Trotz der klaren Niederlage gegen Manchester United im FA-Cup (0:4) gibt sich Nationaltorhüter Jens Lehmann im Sportschau-Interview selbstsicher.



Video steht auch als Download zur Verfügung!

 

Die Tore kann man sich HIER anschauen.

 

Und hier noch ein paar Jens-Lehmann-Szenen des Spiels:



Video steht auch als Download zur Verfügung!

 

 

16. Februar 2008 - Debakel für Lehmann und Arsenal

Herber Rückschlag für Jens Lehmann (38) und den FC Arsenal London!

Der Tabellenführer der Premier League wurde im Achtelfinale des FA-Cup (englischer Pokal) von Manchester United vorgeführt und ging mit 0:4 (0:3) unter .

ManU legte gleich mit Volldampf los und überrannte die Londoner. Dank eines Doppelschlags von Wayne Rooney (17.) und Darren Fletcher (19.) gingen die „Red Devils“ schon früh in Führung. Mit dem 3:0 von Nani in der 38. Minute war die Partie schon in der ersten Hälfte gelaufen.

Lehmann wurde von seinen Vorderleuten im Stich gelassen und war bei allen Gegentoren machtlos. In der zweiten Hälfte konnte sich der 38-Jährige mit einigen guten Paraden auszeichnen. Zu allem Überfluss sah Arsenals Eboube in der 49. Minute nach einem Foul die Rote Karte. Das 4:0 von Fletcher (74.) war der Schlusspunkt einer desolaten Leistung des FC Arsenal.

 

 

16. Februar 2008 - Vorgezogenes Endspiel im Old Trafford

Die Achtelfinal-Auslosung im FA-Cup hat den englischen Fans einen echten Leckerbissen serviert.

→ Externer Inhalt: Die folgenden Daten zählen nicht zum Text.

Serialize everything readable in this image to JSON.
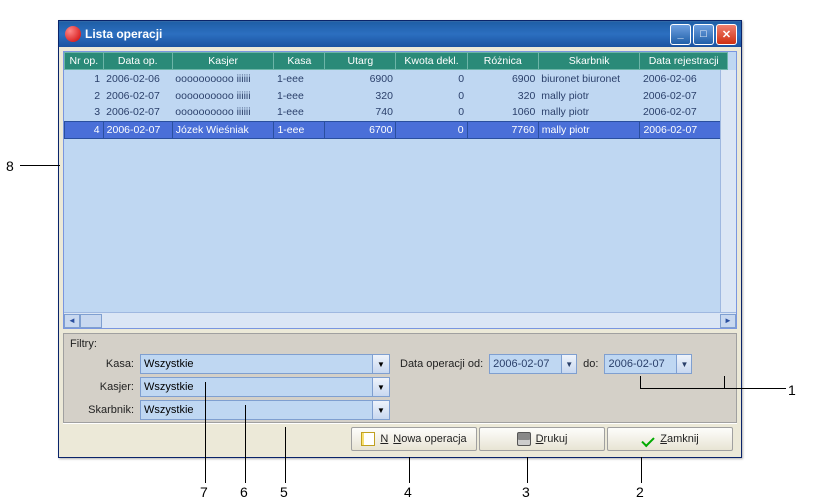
{
  "window": {
    "title": "Lista operacji"
  },
  "columns": [
    "Nr op.",
    "Data op.",
    "Kasjer",
    "Kasa",
    "Utarg",
    "Kwota dekl.",
    "Różnica",
    "Skarbnik",
    "Data rejestracji"
  ],
  "rows": [
    {
      "nr": "1",
      "data_op": "2006-02-06",
      "kasjer": "oooooooooo iiiiii",
      "kasa": "1-eee",
      "utarg": "6900",
      "kwota": "0",
      "roznica": "6900",
      "skarbnik": "biuronet biuronet",
      "data_rej": "2006-02-06",
      "selected": false
    },
    {
      "nr": "2",
      "data_op": "2006-02-07",
      "kasjer": "oooooooooo iiiiii",
      "kasa": "1-eee",
      "utarg": "320",
      "kwota": "0",
      "roznica": "320",
      "skarbnik": "mally piotr",
      "data_rej": "2006-02-07",
      "selected": false
    },
    {
      "nr": "3",
      "data_op": "2006-02-07",
      "kasjer": "oooooooooo iiiiii",
      "kasa": "1-eee",
      "utarg": "740",
      "kwota": "0",
      "roznica": "1060",
      "skarbnik": "mally piotr",
      "data_rej": "2006-02-07",
      "selected": false
    },
    {
      "nr": "4",
      "data_op": "2006-02-07",
      "kasjer": "Józek Wieśniak",
      "kasa": "1-eee",
      "utarg": "6700",
      "kwota": "0",
      "roznica": "7760",
      "skarbnik": "mally piotr",
      "data_rej": "2006-02-07",
      "selected": true
    }
  ],
  "filters": {
    "title": "Filtry:",
    "kasa_label": "Kasa:",
    "kasa_value": "Wszystkie",
    "kasjer_label": "Kasjer:",
    "kasjer_value": "Wszystkie",
    "skarbnik_label": "Skarbnik:",
    "skarbnik_value": "Wszystkie",
    "date_from_label": "Data operacji od:",
    "date_from_value": "2006-02-07",
    "date_to_label": "do:",
    "date_to_value": "2006-02-07"
  },
  "buttons": {
    "new": "Nowa operacja",
    "print": "Drukuj",
    "close": "Zamknij"
  },
  "callouts": {
    "c1": "1",
    "c2": "2",
    "c3": "3",
    "c4": "4",
    "c5": "5",
    "c6": "6",
    "c7": "7",
    "c8": "8"
  }
}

Mit Manchester United und Arsenal London treffen die beiden dezeit stärksten Teams der Premier League im Old Trafford aufeinander (Sa., ab 18 Uhr LIVESCORES und im DSF ). 
Nach der 1:3-Niederlage im Liga-Derby gegen Manchester City liegt ManUs in der Tabelle fünf Punkte hinter den "Gunners", die zuletzt mit Jens Lehmann im Tor 2:0 gegen Blackburn gewannen.
Im Pokalduell der Top-Teams messen auch die beiden besten Stürmer Fußball-Englands ihre Kräfte.
Manchesters Cristiano Ronaldo führt zusammen mit Arsenals Emmanuel Adebayor die Torschützenliste mit 19 je Treffern an. "Cristiano spielt zurzeit wie von einem anderen Planeten", lobte Uniteds langzeitverletzter Kapitän Gary Neville in der "Sun". "Das Beeindruckendste an ihm ist die Hingabe, die er im Spiel zeigt."
Neben Ronaldo kann Coach Sir Alex Ferguson auch wieder auf Wayne Rooney zurückgreifen, der seine Sperre abgesessen hat. Die Rückkehr des bulligen Stürmers ist vor allem für Manchesters Psyche gut. Denn sämtliche vier Saisonniederlagen kassierte der amtierende Meister ohne Rooney. Dessen Comeback kommt auch Carlos Tevez zugute, der ohne seinen Sturmpartner zuletzt nicht so gut zur Geltung kam.
 

Auf Lehmann wartet viel Arbeit

Dass Lehmann im Tor der "Gunners" reichlich zu tun bekommen wird, ist durchaus zu erwarten. Stand der Nationaltorhüter zuletzt nur wegen gesundheitlicher Probleme von Konkurrent Manuel Almunia zweimal in der Liga zwischen den Pfosten, so hat er im FA-Cup eine Einsatzgarantie von Trainer Arsene Wenger.
Der Franzose hat genügend andere Baustellen, gleich neun Profis fallen aus: Johan Djourou, Robin van Persie, Abou Diaby, Denilson, Theo Walcott, Gael Clichy, Bacary Sagna, Philippe Senderos sowie der ehemalige Dortmunder Tomas Rosicky werden beim Pokalhit nicht mit dabei sein. Wenger will im Hinblick auf das Champions League-Spiel kommenden Mittwoch gegen den AC Mailand "eine Mannschaft aufstellen, die eine gute Chance hat, das Spiel zu gewinnen, ohne weitere Verletzungen für den Rest der Saison zu riskieren.
Zurückgreifen kann der Coach wieder auf die Ivorer Kolo Toure und Emmanuel Eboue, die vom Afrika-Cup heimgekehrt sind.

 

13. Februar 2008 - Löw stellt Lehmann nicht infrage

Jens Lehmann genießt weiterhin das volle Vertrauen des Bundestrainers und wird gegen die Schweiz imTor stehen.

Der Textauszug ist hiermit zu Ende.